Sixty-nine years ago today, the pioneering French alpinist and ski instructor Louis Lachenal died in a crevasse in the Alps. Lachenal was one of the first two mountaineers in the world to summit an 8,000m peak. That was Annapurna I in 1950.
Lachenal was born on July 17, 1921, in Annecy, in the Auvergne-Rhone-Alpes region of southeastern France. His love of mountaineering started early. In his early 20s, he became a mountaineering and ski instructor and a guide in Chamonix.
Lachenal started climbing with Lionel Terray in the summer of 1945. They had met that spring when Terray passed through Annecy. As he strolled through town, he was approached by a poorly dressed young man who asked him, ”Aren’t you Lionel Terray?”
Terray said yes, and Lachenal introduced himself. Terray then remembered that he had heard of Lachenal’s exceptional climbing skills from some friends. The two men went for beer together, and thus, an exceptional climbing duo began. That July, Lachenal and Terray climbed the 4,122m Aiguille Verte.
The following year, they made the fourth ascent of the Walker Spur of the Grandes Jorasses. During the ascent, the two climbers became lost in bad weather and traversed too far to the right of the ridgeline. According to the American Alpine Journal, Lachenal and Terray were then forced into the difficult and dangerous couloir high on the face. It became known as the Terray Escape. Because of the treacherous unstable rock, it was a very narrow escape.
In 1947, Lachenal made the second ascent of the North Face of the Eiger, again with Terray, who was now his regular climbing partner.
Annapurna I
Maurice Herzog invited Lachenal on his 1950 Himalayan expedition. The original objective of the French expedition was an unspecified 8,000’er. According to Adam Carter in the American Alpine Journal, this greatly limited their choice of mountain. At the time, nearly all 8,000m peaks were out of bounds because of the India-Pakistan war in Kashmir and the Chinese Communist presence in Tibet.
Eventually, the French received permission to enter Nepal and attempt either 7,134m Gaurishankar or to follow the Krishna Gandaki Valley and try 8,167m Dhaulagiri I or 8,091m Annapurna I. The French stuck with their 8,000m plan and had the two peaks to choose from.

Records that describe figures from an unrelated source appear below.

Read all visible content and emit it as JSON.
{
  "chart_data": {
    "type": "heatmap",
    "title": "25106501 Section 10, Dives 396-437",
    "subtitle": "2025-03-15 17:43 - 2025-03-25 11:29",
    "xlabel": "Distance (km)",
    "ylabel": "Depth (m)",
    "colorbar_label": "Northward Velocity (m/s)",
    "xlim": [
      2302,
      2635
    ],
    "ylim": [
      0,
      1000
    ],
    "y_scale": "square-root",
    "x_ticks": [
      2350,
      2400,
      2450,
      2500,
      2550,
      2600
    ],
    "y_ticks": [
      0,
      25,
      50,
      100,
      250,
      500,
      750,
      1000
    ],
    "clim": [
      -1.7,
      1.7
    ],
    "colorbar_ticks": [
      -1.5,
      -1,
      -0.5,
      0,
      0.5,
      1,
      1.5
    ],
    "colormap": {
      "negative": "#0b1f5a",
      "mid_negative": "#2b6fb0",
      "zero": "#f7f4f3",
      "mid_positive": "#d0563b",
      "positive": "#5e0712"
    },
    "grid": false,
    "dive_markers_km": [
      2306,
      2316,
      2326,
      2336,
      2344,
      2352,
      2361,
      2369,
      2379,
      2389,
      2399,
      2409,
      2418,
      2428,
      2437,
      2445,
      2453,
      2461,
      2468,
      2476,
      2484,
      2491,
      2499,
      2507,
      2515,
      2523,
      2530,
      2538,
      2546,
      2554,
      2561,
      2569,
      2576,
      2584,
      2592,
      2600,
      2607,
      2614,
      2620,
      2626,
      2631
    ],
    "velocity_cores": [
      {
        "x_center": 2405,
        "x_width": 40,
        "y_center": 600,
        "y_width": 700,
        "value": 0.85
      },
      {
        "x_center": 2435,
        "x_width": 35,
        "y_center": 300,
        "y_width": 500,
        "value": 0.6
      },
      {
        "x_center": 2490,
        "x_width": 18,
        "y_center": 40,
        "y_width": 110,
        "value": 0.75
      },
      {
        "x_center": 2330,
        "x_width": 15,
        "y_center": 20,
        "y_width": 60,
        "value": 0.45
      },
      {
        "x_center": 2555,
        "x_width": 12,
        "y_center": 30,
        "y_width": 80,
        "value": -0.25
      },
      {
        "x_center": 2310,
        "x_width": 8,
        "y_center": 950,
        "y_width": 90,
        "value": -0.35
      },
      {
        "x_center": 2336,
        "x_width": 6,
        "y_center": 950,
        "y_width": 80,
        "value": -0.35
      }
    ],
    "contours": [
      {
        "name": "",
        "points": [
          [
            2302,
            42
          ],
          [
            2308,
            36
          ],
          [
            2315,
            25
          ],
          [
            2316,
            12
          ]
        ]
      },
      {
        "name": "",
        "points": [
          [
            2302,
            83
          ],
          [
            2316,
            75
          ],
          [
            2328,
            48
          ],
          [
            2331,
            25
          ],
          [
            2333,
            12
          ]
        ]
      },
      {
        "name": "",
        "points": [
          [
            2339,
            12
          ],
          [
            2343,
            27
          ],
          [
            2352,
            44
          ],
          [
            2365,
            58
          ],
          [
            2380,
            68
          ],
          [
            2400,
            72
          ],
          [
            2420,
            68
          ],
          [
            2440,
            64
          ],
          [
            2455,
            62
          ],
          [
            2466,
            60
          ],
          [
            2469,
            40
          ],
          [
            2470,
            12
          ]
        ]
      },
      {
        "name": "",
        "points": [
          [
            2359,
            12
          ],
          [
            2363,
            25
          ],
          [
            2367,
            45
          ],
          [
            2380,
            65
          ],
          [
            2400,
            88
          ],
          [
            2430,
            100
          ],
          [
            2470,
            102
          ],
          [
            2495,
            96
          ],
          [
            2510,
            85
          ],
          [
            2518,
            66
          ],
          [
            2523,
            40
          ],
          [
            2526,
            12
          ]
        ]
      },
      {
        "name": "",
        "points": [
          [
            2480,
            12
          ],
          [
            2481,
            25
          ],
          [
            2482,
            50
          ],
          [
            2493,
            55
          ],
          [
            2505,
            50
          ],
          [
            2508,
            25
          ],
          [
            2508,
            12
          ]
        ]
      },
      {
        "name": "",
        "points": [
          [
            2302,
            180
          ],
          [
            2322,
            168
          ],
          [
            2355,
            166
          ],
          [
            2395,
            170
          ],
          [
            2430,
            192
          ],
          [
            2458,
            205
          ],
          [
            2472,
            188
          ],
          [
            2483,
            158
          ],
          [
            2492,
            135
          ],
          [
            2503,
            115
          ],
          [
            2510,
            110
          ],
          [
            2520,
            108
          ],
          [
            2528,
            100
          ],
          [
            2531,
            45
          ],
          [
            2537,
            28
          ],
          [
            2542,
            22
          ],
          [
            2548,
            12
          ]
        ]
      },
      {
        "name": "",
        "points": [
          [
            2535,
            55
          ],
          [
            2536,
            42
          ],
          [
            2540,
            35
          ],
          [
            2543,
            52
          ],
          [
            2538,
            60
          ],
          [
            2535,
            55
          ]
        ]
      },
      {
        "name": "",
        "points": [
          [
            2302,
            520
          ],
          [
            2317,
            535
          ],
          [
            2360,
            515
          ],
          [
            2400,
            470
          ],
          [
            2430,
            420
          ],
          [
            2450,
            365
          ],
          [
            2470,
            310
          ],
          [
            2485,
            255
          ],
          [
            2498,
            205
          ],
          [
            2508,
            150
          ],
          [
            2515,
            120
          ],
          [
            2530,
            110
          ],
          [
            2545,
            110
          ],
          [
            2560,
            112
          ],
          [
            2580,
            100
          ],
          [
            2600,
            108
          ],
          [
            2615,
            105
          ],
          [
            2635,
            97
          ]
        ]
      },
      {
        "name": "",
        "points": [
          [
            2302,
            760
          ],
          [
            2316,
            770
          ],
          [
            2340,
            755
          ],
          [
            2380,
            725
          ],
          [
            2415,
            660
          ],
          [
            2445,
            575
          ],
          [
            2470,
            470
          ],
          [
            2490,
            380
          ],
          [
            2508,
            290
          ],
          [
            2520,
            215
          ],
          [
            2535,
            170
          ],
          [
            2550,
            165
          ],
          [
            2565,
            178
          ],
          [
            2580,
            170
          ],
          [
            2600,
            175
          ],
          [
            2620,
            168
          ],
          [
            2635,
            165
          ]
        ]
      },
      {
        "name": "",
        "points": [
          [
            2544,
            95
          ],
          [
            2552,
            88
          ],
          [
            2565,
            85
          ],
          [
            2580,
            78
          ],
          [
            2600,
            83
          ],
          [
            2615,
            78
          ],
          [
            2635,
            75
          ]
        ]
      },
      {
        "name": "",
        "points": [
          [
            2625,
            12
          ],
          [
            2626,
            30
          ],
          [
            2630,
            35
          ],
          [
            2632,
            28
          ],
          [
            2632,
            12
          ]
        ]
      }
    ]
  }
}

Herzog’s team included Jean Couzy, photographer Marcel Ichac, Louis Lachenal, Jacques Oudot (team doctor), Gaston Rebuffat, Marcel Schatz, Lionel Terray, and eight sherpas — Ajiba Sherpa, Ang Dawa Sherpa, Ang Tshering Sherpa, Ang Tharkay Sherpa, Dawa Thondup, Ila, Phu Tharkey, and Sarki Sherpa.
Dhaulagiri I discarded
By 1950, only one party had apparently attempted Dhaulagiri I, an American group the year before. However, The Himalayan Database noted that this had just been a rumored attempt.
Herzog’s team eventually discarded Dhaulagiri I because they could not find a feasible route. They only reconnoitered the Southeast Ridge and the North Side. So in the end, they headed to Annapurna I. No one had attempted it before.
They arrived at Annapurna’s Base Camp on May 18. Despite the initial shock of how imposing the giant peak looked, they gamely started climbing its northern slopes. They did not have much time before the monsoon. After making it up to 6,000m on the Northwest Spur, the French finally opted for the North Face.
On June 3, Herzog and Lachenal summited Annapurna I without supplemental oxygen and became the first alpinists in history to climb an 8,000’er. Lachenal was about to give up during the push but finally decided to accompany the determined Herzog to the top.
On the summit, Herzog lost his gloves when he took them off to take photos. They spent one hour on the summit. A storm was approaching, and a nervous Lachenal urged Herzog to descend. Herzog refused to hurry down, so Lachenal started to go down alone. Eventually, Herzog followed.
Descent and frostbite
Both suffered severe frostbite during their dramatic descent. Terray and Rebuffat were waiting for them at Camp 5 at 7,500m. In the bad weather, they had no visibility and had to bivouac in a crevasse, all four in one sleeping bag.
Finally, they made it back to Base Camp. Herzog later lost both his fingers and toes; Lachenal’s toes were amputated as well.
The Annapurna expedition had its controversies, both among the mountaineers who were there and in the climbing community at large. Some doubted that the French had summited at all.
Accident
Lachenal died at the age of 34, five years after Annapurna. On November 25, 1955, Lachenal was skiing in the Vallee Blanche in Chamonix with Jean-Pierre Payot when Lachenal fell into a crevasse and died immediately. The next day, Lachenal’s friends and some guides retrieved his body from the deep crevasse.
Later, 3,613m Point Lachenal in the Mont Blanc Massif was named after him. ”The mountains were not my weekend hobby, they were my entire life,” he said once.